What Surprised Pilots
- The depth of ForeFlight NavLog questions — he expected pilots to explain specific abbreviations and where each calculation originated, not just have the document printed.
- Mountain wave turbulence and lenticular clouds came up as a go/no-go factor, which caught at least one pilot off guard.
- Temperature lapse rate questions (higher/lower than standard and what they mean for weather) were unexpectedly detailed for a PPL oral.
- For IFR candidates, he asked about IFR chart symbols that required checking the legend — including less common ones like brown airport symbols and VOR symbols without a compass rose.

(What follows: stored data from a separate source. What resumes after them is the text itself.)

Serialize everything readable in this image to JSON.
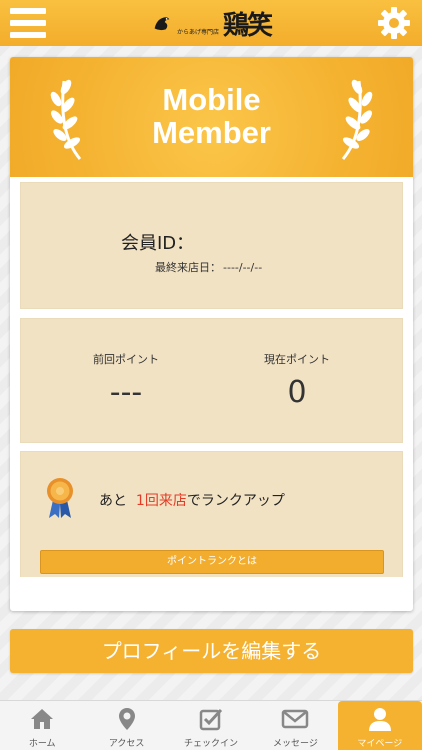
{
  "header": {
    "logo_small": "からあげ専門店",
    "logo_main": "鶏笑"
  },
  "banner": {
    "title_line1": "Mobile",
    "title_line2": "Member"
  },
  "member": {
    "id_label": "会員ID：",
    "id_value": "",
    "last_visit_label": "最終来店日：",
    "last_visit_value": "----/--/--"
  },
  "points": {
    "prev_label": "前回ポイント",
    "prev_value": "---",
    "current_label": "現在ポイント",
    "current_value": "0"
  },
  "rank": {
    "prefix": "あと",
    "count_text": "1回来店",
    "suffix": "でランクアップ",
    "button_label": "ポイントランクとは"
  },
  "edit_profile_label": "プロフィールを編集する",
  "tabs": [
    {
      "label": "ホーム",
      "icon": "home-icon"
    },
    {
      "label": "アクセス",
      "icon": "map-pin-icon"
    },
    {
      "label": "チェックイン",
      "icon": "check-in-icon"
    },
    {
      "label": "メッセージ",
      "icon": "mail-icon"
    },
    {
      "label": "マイページ",
      "icon": "user-icon"
    }
  ],
  "colors": {
    "accent": "#f5b130",
    "panel": "#f2e2c4",
    "highlight_red": "#e23c27"
  }
}
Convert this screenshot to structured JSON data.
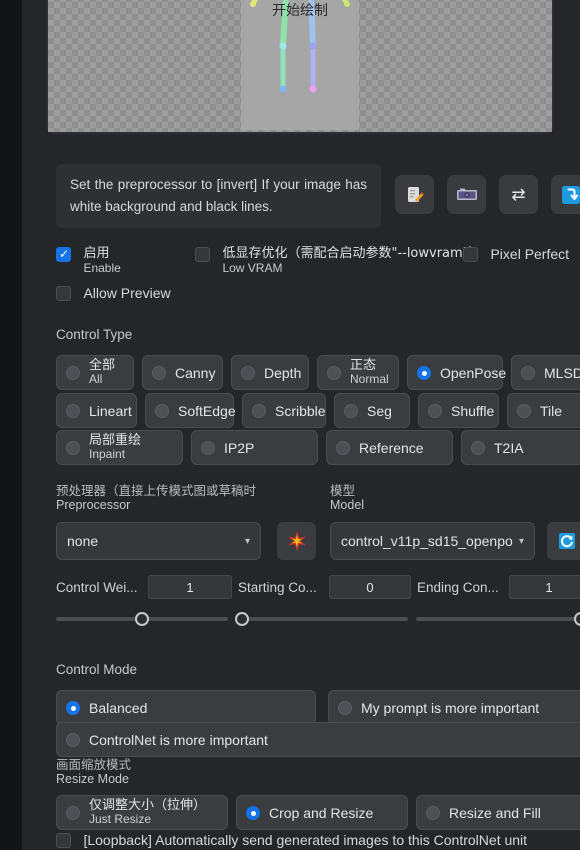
{
  "preview": {
    "caption": "开始绘制",
    "alt_name": "openpose-skeleton-preview"
  },
  "tip": {
    "text": "Set the preprocessor to [invert] If your image has white background and black lines.",
    "buttons": [
      {
        "name": "edit-image-icon",
        "glyph": ""
      },
      {
        "name": "camera-icon",
        "glyph": ""
      },
      {
        "name": "swap-icon",
        "glyph": "⇄"
      },
      {
        "name": "send-to-icon",
        "glyph": ""
      }
    ]
  },
  "options": {
    "enable": {
      "zh": "启用",
      "en": "Enable",
      "checked": true
    },
    "low_vram": {
      "zh": "低显存优化（需配合启动参数\"--lowvram\"）",
      "en": "Low VRAM",
      "checked": false
    },
    "pixel_perfect": {
      "label": "Pixel Perfect",
      "checked": false
    },
    "allow_preview": {
      "label": "Allow Preview",
      "checked": false
    }
  },
  "control_type": {
    "label": "Control Type",
    "selected": "OpenPose",
    "items": [
      {
        "zh": "全部",
        "en": "All",
        "selected": false
      },
      {
        "zh": "",
        "en": "Canny",
        "selected": false
      },
      {
        "zh": "",
        "en": "Depth",
        "selected": false
      },
      {
        "zh": "正态",
        "en": "Normal",
        "selected": false
      },
      {
        "zh": "",
        "en": "OpenPose",
        "selected": true
      },
      {
        "zh": "",
        "en": "MLSD",
        "selected": false
      },
      {
        "zh": "",
        "en": "Lineart",
        "selected": false
      },
      {
        "zh": "",
        "en": "SoftEdge",
        "selected": false
      },
      {
        "zh": "",
        "en": "Scribble",
        "selected": false
      },
      {
        "zh": "",
        "en": "Seg",
        "selected": false
      },
      {
        "zh": "",
        "en": "Shuffle",
        "selected": false
      },
      {
        "zh": "",
        "en": "Tile",
        "selected": false
      },
      {
        "zh": "局部重绘",
        "en": "Inpaint",
        "selected": false
      },
      {
        "zh": "",
        "en": "IP2P",
        "selected": false
      },
      {
        "zh": "",
        "en": "Reference",
        "selected": false
      },
      {
        "zh": "",
        "en": "T2IA",
        "selected": false
      }
    ]
  },
  "preprocessor": {
    "label_zh": "预处理器（直接上传模式图或草稿时",
    "label_en": "Preprocessor",
    "value": "none",
    "caret": "▾",
    "run_button_name": "run-preprocessor-button"
  },
  "model": {
    "label_zh": "模型",
    "label_en": "Model",
    "value": "control_v11p_sd15_openpo",
    "caret": "▾",
    "refresh_button_name": "refresh-models-button"
  },
  "sliders": [
    {
      "label": "Control Wei...",
      "value": "1",
      "pct": 50,
      "name": "control-weight"
    },
    {
      "label": "Starting Co...",
      "value": "0",
      "pct": 0,
      "name": "starting-control-step"
    },
    {
      "label": "Ending Con...",
      "value": "1",
      "pct": 100,
      "name": "ending-control-step"
    }
  ],
  "control_mode": {
    "label": "Control Mode",
    "items": [
      {
        "label": "Balanced",
        "selected": true
      },
      {
        "label": "My prompt is more important",
        "selected": false
      },
      {
        "label": "ControlNet is more important",
        "selected": false
      }
    ]
  },
  "resize_mode": {
    "label_zh": "画面缩放模式",
    "label_en": "Resize Mode",
    "items": [
      {
        "zh": "仅调整大小（拉伸）",
        "en": "Just Resize",
        "selected": false
      },
      {
        "zh": "",
        "en": "Crop and Resize",
        "selected": true
      },
      {
        "zh": "",
        "en": "Resize and Fill",
        "selected": false
      }
    ]
  },
  "loopback": {
    "label": "[Loopback] Automatically send generated images to this ControlNet unit",
    "checked": false
  },
  "colors": {
    "accent": "#1473e6",
    "panel_bg": "#25262a",
    "pill_bg": "#3a3c40"
  }
}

- One pilot felt their oral performance was weak but still passed — reinforcing that Orion is looking for sound judgment and adequate knowledge, not perfection.
Examiner Patterns
Early reports (3) suggest
- Weight & Balance: 2 of 3 applicants report the examiner required a full W&B calculation
- Oral style: 3 of 3 applicants report the examiner used scenario-based questioning throughout
- Navigation tools: 2 of 3 applicants report the examiner accepted EFB use
- Density altitude: 2 of 3 applicants report the examiner did not cover density altitude
- Go/no-go discussion: 3 of 3 applicants report the examiner discussed go/no-go as part of a scenario
- Equipment failure simulated: 1 of 3 applicants report the examiner simulated an electrical failure
- Preflight briefing: 2 of 3 applicants report the examiner gave a full preflight briefing
Based on self-reported pilot submissions. Data methodology
Ratings & Checkride Types
- IFR (Instrument Rating)
- PPL (Private Pilot)
Transparency Disclaimer: This page summarizes patterns reported by applicants. It is not an endorsement, prediction, or guarantee of checkride outcome. Every checkride varies based on the applicant and circumstances.